What it doesn’t have is chalkboards.

The school’s blackboards have been ripped out and replaced with cool silver-gray dry-erase boards-sometimes known as whiteboards or markerboards. “We have [a dry-erase board] in every classroom,” principal Anne Gavin says proudly. “The teachers were anxious to have them, and they eliminate the problem of chalk-dust allergies. We don’t worry about the dust getting into the computer keyboards and making them stick.”

Bethesda Elementary, a 420-student K-5 school in Montgomery County, Maryland, is just one of many schools nationwide doing away with the venerable blackboard. Its chalkboards came down when contractors remodeled the facility during the 1998-99 school year. The colored markers used to write on the new dry-erase boards are handy teaching tools, Gavin says, helping children visualize key components of complex concepts. Indeed, at the front of a 4th grade room one day recently, children worked on division problems displayed in green, wrote their answers in blue, and placed remainders in red. “The markers are clearer and easier for the children to write with,” notes Karen Sanchez, a reading specialist at the school.

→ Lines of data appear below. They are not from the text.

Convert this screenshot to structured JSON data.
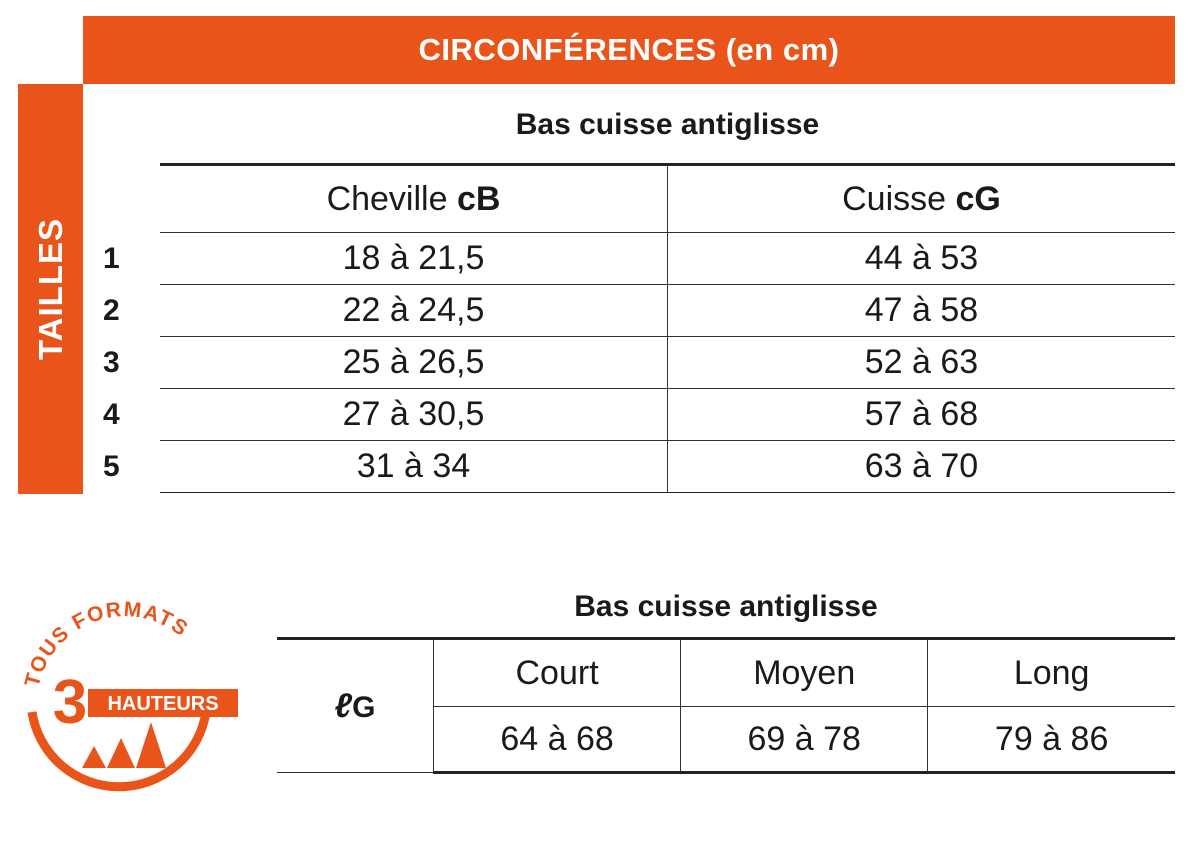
{
  "header": {
    "title": "CIRCONFÉRENCES (en cm)"
  },
  "side": {
    "label": "TAILLES"
  },
  "table1": {
    "title": "Bas cuisse antiglisse",
    "columns": [
      {
        "label": "Cheville",
        "code": "cB"
      },
      {
        "label": "Cuisse",
        "code": "cG"
      }
    ],
    "rows": [
      {
        "size": "1",
        "cheville": "18 à 21,5",
        "cuisse": "44 à 53"
      },
      {
        "size": "2",
        "cheville": "22 à 24,5",
        "cuisse": "47 à 58"
      },
      {
        "size": "3",
        "cheville": "25 à 26,5",
        "cuisse": "52 à 63"
      },
      {
        "size": "4",
        "cheville": "27 à 30,5",
        "cuisse": "57 à 68"
      },
      {
        "size": "5",
        "cheville": "31 à 34",
        "cuisse": "63 à 70"
      }
    ]
  },
  "table2": {
    "title": "Bas cuisse antiglisse",
    "row_label": {
      "script": "ℓ",
      "letter": "G"
    },
    "columns": [
      "Court",
      "Moyen",
      "Long"
    ],
    "values": [
      "64 à 68",
      "69 à 78",
      "79 à 86"
    ]
  },
  "badge": {
    "arc_text": "TOUS FORMATS",
    "number": "3",
    "label": "HAUTEURS"
  },
  "colors": {
    "accent": "#e9541b",
    "text": "#1a1a1a",
    "rule": "#222222"
  }
}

The traditional classroom blackboard was made of slate, a hard, fine-grained metamorphic rock that cleaves naturally into thin, smooth-surfaced layers. “Today, it is very rare that we get an order to make a chalkboard,” says Peter Papay, president of Penn Big Bed Slate Co. in Slatington, Pennsylvania. “Now, we’re making windowsills, fireplaces, and floor tile, but no chalkboards.” Demand for slate boards began to dwindle in the early 1960s, Papay says, when companies started manufacturing synthetic boards. Markerboards made their first appearance in American schools on the West Coast. On the East Coast, where fewer new schools are being built, they are taking a bit longer to catch on.

Nevertheless, “whiteboards are the wave of the future,” maintains Harold Moss, a vice president of Master Woodcraft Inc. His company, the oldest existing manufacturer of chalkboards, originally sold slate boards, then diversified its product line to include synthetic boards made with steel or wood frames. Last year, approximately 68 percent of the boards it sold were synthetic.

Board suppliers confirm the trend. Scott Bowers, marketing manager for Ghent Manufacturing Inc., a national supplier of visual-communication products based in Lebanon, Ohio, says his company sells three to four dry-erase boards for every chalkboard. “Markerboards are the writing surface of choice,” Bowers says. “If you look under a microscope at a chalkboard surface, it is all peaks and valleys that dig into chalk, creating dust. The markerboard is completely smooth.”

“Plus,” he adds, “they don’t make that awful sound.”

Of course, some will always believe chalk rocks. Zoy Calomiris, Bethesda Elementary School’s K-5 art teacher, says markers make it impossible to vary the darkness of lines or get a nice shading effect. Papay of Penn Big Bed remains a fan of traditional boards, too; slate, he says, can be washed clean, while synthetic boards always look smudgy.

And Michael Shpur, architect for school facilities in Montgomery County, is not wild about the cost of using whiteboards. Markers, he points out, are expensive: At Office Depot, a package of four costs $3.99. A 12-piece box of chalk, meanwhile, runs only 59 cents.